Necessary components of a company purchase agreement
A Company purchase agreement is the centerpiece of every takeover. It regulates all relevant aspects of the purchase and ensures that both parties are legally protected. The most important components of such a contract include
1. object of purchase and transferred assets
Asset DealAll assets to be transferred (e.g. real estate, machinery, contracts) must be described in detail.
Share Deal: It must be precisely defined which Company shares are transferred and whether all existing rights and obligations are assumed.
2. purchase price and payment modalities
The Purchase price must be clearly defined. This can also include Payment modalities such as installment payments or earn-out clauses.
3 Liability and warranty
Regulations on liability and Warranty claims are essential. The seller can give guarantees on certain aspects of the company (e.g. that there are no tax liabilities). Also a Upper liability limit can be specified to minimize the risk for the seller.
4. handover and integration planning
The contract should contain provisions on Transfer of contracts and to the Transition of employees included. The Integration of the acquired company must be planned to ensure a smooth transition.
Checklist for buyers of a company
1. carry out due diligence:
Review the company's financial, legal and tax documents to identify risks.
2. choice of model (asset deal or share deal):
Decide which model is best suited to your objectives. Both models have different legal, tax and liability implications.

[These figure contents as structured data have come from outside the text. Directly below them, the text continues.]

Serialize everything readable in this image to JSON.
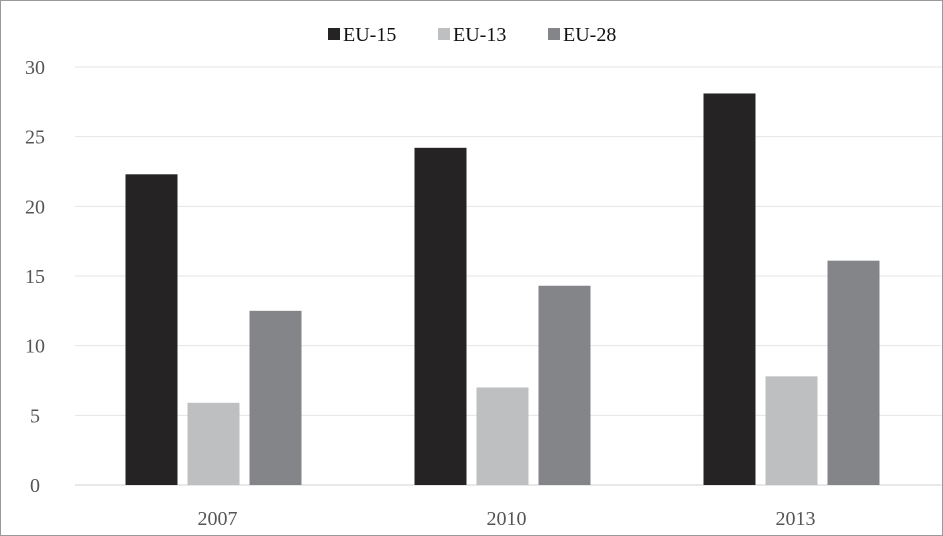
{
  "chart_data": {
    "type": "bar",
    "categories": [
      "2007",
      "2010",
      "2013"
    ],
    "series": [
      {
        "name": "EU-15",
        "values": [
          22.3,
          24.2,
          28.1
        ],
        "color": "#262324"
      },
      {
        "name": "EU-13",
        "values": [
          5.9,
          7.0,
          7.8
        ],
        "color": "#bebfc1"
      },
      {
        "name": "EU-28",
        "values": [
          12.5,
          14.3,
          16.1
        ],
        "color": "#848588"
      }
    ],
    "yticks": [
      "0",
      "5",
      "10",
      "15",
      "20",
      "25",
      "30"
    ],
    "ylim": [
      0,
      30
    ],
    "grid": true,
    "legend_position": "top-center",
    "title": "",
    "xlabel": "",
    "ylabel": ""
  }
}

3. make contractual arrangements:
Make sure that liability issues, warranties for defects and the transfer of assets are clearly and unambiguously regulated in the contract.
4. secure financing:
Plan how the purchase is to be financed - whether through equity, bank loans or other financing instruments.
Buying a company is a complex but potentially very lucrative step. With the right planning and legal support, the opportunities of a purchase can be maximized and the risks minimized. It is advisable to consult experts at an early stage in order to make the purchase legally secure and successful.